Friend Cline’s next point was, “that feet-washing has a spiritual significance, that the example given by the Lord is complied with and obeyed when we, in humility and love, do works of charity.” In reply to this, Brother John Kline merely asked the question: “What denominations of professing Christians exhibit the deepest sense of humility, and show the warmest affections of charity, those that observe feet-washing as an ordinance of the church, or those that reject it as such?” “It is not for me,” said he, “to answer this question. I leave it to the consideration of all.”
“What I do, thou knowest not now.” “This declaration of our Lord,” said friend Cline, “clearly discards feet-washing from being a church ordinance.” In reply to this Brother Kline said: “I would like to ask friend Cline if he claims to understand all the meaning and significance of water baptism and the Communion. If he does lay claim to such attainments in the knowledge of what God has not clearly revealed in his Word, he must have had access to information from which all other honest men have been debarred. Before friend Cline’s argument against feet-washing as a church ordinance can have any weight, on the score that we do not clearly see all that is intended to be signified by it, consistency does require him to show the full meaning and significance of baptism and the Communion of the bread and wine. It is self-evident that the argument which rejects feet-washing from the list of church ordinances, on the ground of its not being fully understood as to its entire significance, with equal power rejects and discards baptism and the Communion from being ordinances of the house of God.”

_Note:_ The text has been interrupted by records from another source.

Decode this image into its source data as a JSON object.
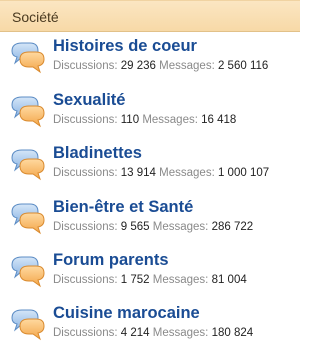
{
  "section": {
    "title": "Société"
  },
  "forums": [
    {
      "title": "Histoires de coeur",
      "discussions_label": "Discussions:",
      "discussions": "29 236",
      "messages_label": "Messages:",
      "messages": "2 560 116",
      "icon": "chat-bubbles-icon"
    },
    {
      "title": "Sexualité",
      "discussions_label": "Discussions:",
      "discussions": "110",
      "messages_label": "Messages:",
      "messages": "16 418",
      "icon": "chat-bubbles-icon"
    },
    {
      "title": "Bladinettes",
      "discussions_label": "Discussions:",
      "discussions": "13 914",
      "messages_label": "Messages:",
      "messages": "1 000 107",
      "icon": "chat-bubbles-icon"
    },
    {
      "title": "Bien-être et Santé",
      "discussions_label": "Discussions:",
      "discussions": "9 565",
      "messages_label": "Messages:",
      "messages": "286 722",
      "icon": "chat-bubbles-icon"
    },
    {
      "title": "Forum parents",
      "discussions_label": "Discussions:",
      "discussions": "1 752",
      "messages_label": "Messages:",
      "messages": "81 004",
      "icon": "chat-bubbles-icon"
    },
    {
      "title": "Cuisine marocaine",
      "discussions_label": "Discussions:",
      "discussions": "4 214",
      "messages_label": "Messages:",
      "messages": "180 824",
      "icon": "chat-bubbles-icon"
    }
  ],
  "colors": {
    "header_bg": "#f7d9a7",
    "title_blue": "#1a4c94",
    "label_gray": "#8a8a8a",
    "bubble_blue": "#6f9fd6",
    "bubble_orange": "#f3a64a"
  }
}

In this brief report of Brother John Kline’s sermon on this occasion I have but touched some of the points in his argument, gathered from the Diary, and from a personal conversation with him afterwards. He wound up with the Fable of the Clock and the Sundial, as follows:
“The Town Clock claimed that it ought to be highly respected. ‘Look,’ said the Clock, ’at my beautiful face, and the exquisite delicacy of my hands. My head, too, internally and externally, is a perfect model of scientific exactness and mechanical skill. You should depend upon what I say. I run with regular steps, and strike the hours of the day as I run. You should hear ME. Look at that broad-faced, flat-headed sundial away down there. It has not a word to say. I am going to strike now. One—two—three!